Here I am at 3 in the morning.
I feel depressed.
It’s unusual these days for me to feel that way. I have a lot of wonderful things happening in my life. Great friends, a fantastic boyfriend with whom I have lots of fun with and seeing some progress with my pattern work.
But it’s stocktake season and I’m tired. I’m taking lesser dose of my meds and even though I’ve gone back up, it doesn’t feel quite enough.

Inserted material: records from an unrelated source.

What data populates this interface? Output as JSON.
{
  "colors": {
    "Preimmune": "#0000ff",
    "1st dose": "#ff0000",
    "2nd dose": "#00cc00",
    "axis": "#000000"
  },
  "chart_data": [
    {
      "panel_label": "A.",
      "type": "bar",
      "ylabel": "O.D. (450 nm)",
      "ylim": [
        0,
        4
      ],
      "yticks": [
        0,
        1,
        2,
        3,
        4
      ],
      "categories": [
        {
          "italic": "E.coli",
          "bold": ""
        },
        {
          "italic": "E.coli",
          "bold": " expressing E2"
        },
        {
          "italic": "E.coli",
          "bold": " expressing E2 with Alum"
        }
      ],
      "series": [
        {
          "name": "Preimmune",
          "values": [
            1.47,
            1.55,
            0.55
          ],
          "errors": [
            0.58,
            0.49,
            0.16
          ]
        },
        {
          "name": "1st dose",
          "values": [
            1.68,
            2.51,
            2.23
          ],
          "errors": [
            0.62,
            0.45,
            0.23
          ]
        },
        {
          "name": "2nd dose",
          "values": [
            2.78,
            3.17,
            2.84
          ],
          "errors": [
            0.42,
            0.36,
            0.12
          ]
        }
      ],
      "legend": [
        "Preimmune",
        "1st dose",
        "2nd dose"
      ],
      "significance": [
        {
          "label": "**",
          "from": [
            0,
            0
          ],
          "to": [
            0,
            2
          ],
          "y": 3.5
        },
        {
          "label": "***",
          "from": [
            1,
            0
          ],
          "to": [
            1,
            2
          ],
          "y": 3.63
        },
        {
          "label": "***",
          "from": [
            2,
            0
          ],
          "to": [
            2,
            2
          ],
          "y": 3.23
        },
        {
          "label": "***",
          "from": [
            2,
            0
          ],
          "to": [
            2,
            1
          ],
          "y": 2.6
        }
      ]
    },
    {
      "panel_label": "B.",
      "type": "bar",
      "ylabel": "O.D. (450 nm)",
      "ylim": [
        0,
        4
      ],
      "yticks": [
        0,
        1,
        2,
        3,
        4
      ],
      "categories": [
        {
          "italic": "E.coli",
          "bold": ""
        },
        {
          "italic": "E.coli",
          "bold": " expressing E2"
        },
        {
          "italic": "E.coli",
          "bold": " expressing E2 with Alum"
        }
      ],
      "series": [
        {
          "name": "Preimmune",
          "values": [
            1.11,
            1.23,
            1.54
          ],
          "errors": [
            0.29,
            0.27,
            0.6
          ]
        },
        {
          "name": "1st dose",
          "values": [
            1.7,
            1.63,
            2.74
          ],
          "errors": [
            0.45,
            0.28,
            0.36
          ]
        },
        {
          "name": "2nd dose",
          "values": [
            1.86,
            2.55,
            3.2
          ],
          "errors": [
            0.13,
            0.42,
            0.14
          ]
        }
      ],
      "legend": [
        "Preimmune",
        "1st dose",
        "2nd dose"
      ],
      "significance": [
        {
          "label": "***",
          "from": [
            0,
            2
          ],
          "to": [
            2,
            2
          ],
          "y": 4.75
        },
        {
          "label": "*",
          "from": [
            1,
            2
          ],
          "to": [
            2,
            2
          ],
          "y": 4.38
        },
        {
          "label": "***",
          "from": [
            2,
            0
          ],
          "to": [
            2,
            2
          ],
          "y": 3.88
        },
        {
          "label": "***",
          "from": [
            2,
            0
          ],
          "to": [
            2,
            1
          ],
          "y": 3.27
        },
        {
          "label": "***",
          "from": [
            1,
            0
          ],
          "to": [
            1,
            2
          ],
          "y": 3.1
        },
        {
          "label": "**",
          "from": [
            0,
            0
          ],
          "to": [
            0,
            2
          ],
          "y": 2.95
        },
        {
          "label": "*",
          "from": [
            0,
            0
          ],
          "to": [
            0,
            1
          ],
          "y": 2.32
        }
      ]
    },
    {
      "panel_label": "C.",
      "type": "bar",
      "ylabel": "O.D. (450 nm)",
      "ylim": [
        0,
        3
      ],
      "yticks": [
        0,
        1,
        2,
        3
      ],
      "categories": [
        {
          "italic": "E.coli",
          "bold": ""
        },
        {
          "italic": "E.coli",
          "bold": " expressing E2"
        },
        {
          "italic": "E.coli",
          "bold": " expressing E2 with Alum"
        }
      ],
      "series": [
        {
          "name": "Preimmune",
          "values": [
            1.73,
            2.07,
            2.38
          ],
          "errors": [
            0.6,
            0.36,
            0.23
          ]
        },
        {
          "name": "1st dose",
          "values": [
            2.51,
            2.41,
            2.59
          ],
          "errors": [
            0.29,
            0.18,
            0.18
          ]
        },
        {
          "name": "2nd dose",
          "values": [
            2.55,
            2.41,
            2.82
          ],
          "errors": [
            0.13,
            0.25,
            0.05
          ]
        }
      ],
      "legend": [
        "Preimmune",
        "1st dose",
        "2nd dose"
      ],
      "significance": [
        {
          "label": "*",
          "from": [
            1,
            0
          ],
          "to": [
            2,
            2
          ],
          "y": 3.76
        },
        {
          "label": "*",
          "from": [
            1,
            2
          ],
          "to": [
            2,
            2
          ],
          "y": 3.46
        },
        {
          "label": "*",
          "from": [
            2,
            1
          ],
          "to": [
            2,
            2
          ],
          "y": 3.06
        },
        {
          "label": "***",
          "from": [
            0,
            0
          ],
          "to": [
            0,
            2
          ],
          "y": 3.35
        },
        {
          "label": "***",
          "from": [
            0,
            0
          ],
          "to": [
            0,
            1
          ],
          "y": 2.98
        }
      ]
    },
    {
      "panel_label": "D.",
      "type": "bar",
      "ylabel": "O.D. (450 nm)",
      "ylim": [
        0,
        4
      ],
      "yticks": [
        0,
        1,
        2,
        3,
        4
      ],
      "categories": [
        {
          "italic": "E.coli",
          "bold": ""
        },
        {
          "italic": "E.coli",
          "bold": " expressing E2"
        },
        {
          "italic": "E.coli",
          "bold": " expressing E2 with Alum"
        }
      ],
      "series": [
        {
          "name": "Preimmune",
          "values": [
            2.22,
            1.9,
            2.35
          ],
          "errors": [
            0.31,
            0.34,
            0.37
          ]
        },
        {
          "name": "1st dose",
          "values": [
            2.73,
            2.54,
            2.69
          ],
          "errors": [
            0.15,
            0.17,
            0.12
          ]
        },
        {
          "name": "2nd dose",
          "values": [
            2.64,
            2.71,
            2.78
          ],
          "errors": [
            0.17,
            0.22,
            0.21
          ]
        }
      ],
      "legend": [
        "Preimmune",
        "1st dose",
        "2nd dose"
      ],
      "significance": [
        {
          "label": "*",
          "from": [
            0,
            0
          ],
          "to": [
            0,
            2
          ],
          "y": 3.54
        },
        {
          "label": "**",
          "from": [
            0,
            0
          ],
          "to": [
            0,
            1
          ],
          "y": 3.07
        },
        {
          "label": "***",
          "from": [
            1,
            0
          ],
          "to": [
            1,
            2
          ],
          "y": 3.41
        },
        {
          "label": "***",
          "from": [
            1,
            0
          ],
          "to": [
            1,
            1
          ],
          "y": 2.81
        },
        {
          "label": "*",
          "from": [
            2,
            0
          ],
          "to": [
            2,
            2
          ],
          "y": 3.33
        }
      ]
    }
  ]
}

I guess it’s time to wonder if I can do it without meds. A lot of women who I have spoken to who have tried to quit haven’t, they said it was too hard. So if the meds work for you, you find it difficult to get off. And I feel like a complete failure. Story of my life. I got depressed thinking that I’m a failure. And now that it seems I’m not quite managing without meds, I feel like I’m failing even though it’s irrational. Even though my psychiatrist explained to me that’s just the way I’m built and it’s not failure. I’m not ‘detoxing’. It’s not a toxic substance if it actually helps me.
I hate taking pills every day. I really HATE it.
I stare at the little plate my mum sets out each morning when she wakes it and I procrastinate. Only when I’m running out the door or eating the first meal of the day will I take it. I don’t want to be taking it. But if I don’t take it, then a part of me ceases to function and I go crazy.
I really resent that you know?
The stress of the season is getting to me, I know it. It’s winding down slightly now, but I feel shattered and broken. I often feel like crying and breaking down. I want nothing more than to escape, to run away and lock myself up in a room and not letting anyone in and not coming out for a week. Which I understand is rather stupid idea as it would only exacerbate the feeling.
And so I come back to my poor neglected blog.
Tonight, I just want to die.
But I’ll play the same old game. I’ll go to bed stupidly late. I’ll be on edge, but I’ll get up. I’ll take my meds. Take a shower. Go to work. Go home and sleep like the dead. Another damn day will pass. Maybe it’ll ease up, maybe it won’t. Rinse and repeat till I forget about that feeling and neglect my poor blog once more.
Kill me. Just kill me. Please. Someone. Anyone.